A new study by Nomura and its cryptocurrency arm, Laser Digital, indicates a growing acceptance of digital assets among institutional investors, driven by improving sentiment and an expanding range of use cases. The survey, which gathered responses from over 500 investment professionals in Japan, found that 31% of respondents now have a positive outlook on cryptocurrency over the next year, up from 25% in 2024, while negative sentiment has decreased, suggesting a gradual shift in perception as the asset class matures. The key theme emerging from the study is the role of diversification, with 65% of respondents viewing cryptocurrency as a vital component for portfolio diversification, and 79% of those considering investment planning to do so within the next three years. Most institutions anticipate modest allocations, typically between 2% and 5%, indicating they are still in the early stages of adoption. This shift is supported by a changing regulatory landscape, with policymakers in Japan refining cryptocurrency frameworks over the past year, including discussions on classification, taxation, and investor protection. Globally, clearer regulations in major markets, alongside the approval and expansion of cryptocurrency investment products such as exchange-traded funds (ETFs) and tokenized assets, have reduced some of the uncertainty that previously deterred institutions. As a result, interest is expanding beyond simple price exposure, with over 60% of respondents expressing interest in staking, lending, derivatives, and tokenized assets, reflecting a growing demand for yield-generating strategies and more sophisticated portfolio construction.

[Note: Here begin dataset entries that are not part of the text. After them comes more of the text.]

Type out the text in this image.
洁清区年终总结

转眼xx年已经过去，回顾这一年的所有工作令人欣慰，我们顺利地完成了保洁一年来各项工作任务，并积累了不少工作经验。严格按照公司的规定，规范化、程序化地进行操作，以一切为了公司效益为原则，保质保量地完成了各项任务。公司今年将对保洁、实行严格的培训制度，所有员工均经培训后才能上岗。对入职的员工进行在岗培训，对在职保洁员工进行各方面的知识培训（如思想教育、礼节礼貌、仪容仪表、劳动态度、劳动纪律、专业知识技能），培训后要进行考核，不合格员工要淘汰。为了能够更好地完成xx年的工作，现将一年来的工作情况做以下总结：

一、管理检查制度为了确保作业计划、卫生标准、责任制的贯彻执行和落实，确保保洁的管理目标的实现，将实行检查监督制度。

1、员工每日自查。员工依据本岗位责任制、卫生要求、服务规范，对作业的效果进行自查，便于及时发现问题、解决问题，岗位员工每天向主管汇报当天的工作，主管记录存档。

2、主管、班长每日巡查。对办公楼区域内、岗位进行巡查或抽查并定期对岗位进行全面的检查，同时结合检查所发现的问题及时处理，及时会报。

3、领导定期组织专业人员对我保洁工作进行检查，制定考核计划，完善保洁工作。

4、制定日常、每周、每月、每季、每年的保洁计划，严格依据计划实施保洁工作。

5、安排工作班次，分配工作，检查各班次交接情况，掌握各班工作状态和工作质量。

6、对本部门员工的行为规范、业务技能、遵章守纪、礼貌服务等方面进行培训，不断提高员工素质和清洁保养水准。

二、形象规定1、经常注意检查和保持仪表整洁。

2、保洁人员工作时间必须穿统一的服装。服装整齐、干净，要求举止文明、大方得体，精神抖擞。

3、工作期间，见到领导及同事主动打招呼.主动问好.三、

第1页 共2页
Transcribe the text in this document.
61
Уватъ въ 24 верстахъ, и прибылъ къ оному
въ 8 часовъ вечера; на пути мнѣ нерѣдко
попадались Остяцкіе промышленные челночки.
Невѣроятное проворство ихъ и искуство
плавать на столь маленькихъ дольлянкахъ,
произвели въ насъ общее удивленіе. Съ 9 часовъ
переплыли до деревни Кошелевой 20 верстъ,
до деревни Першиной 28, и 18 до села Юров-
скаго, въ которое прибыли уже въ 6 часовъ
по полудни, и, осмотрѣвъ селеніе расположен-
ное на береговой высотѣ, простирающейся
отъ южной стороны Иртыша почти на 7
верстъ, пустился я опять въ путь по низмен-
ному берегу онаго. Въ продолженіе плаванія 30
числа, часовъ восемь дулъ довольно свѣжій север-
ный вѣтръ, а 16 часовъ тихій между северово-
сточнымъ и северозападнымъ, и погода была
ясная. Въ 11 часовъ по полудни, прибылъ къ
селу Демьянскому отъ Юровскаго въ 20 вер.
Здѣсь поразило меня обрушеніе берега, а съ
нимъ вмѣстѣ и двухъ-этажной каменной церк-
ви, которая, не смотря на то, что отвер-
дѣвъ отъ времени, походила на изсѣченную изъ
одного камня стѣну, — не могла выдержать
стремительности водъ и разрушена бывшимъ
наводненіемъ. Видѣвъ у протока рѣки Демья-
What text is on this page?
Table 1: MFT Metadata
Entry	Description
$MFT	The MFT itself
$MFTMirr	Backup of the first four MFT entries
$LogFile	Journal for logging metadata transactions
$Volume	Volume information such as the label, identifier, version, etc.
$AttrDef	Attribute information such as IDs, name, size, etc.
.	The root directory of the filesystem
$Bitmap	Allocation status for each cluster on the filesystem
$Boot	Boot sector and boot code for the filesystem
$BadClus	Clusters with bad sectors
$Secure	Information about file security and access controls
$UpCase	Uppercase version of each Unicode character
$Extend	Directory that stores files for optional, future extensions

Stablecoins are also gaining traction, with 63% of respondents identifying potential use cases ranging from treasury management to cross-border payments and investment in tokenized securities. However, barriers to adoption remain, including concerns over volatility, counterparty risk, and the lack of established valuation frameworks. Regulatory uncertainty, although improving, has not been completely eliminated. Nevertheless, the survey indicates a shift in the conversation, with institutions increasingly focused on how to invest in cryptocurrency rather than whether to do so, suggesting that digital assets are moving closer to becoming a standard component of institutional portfolios.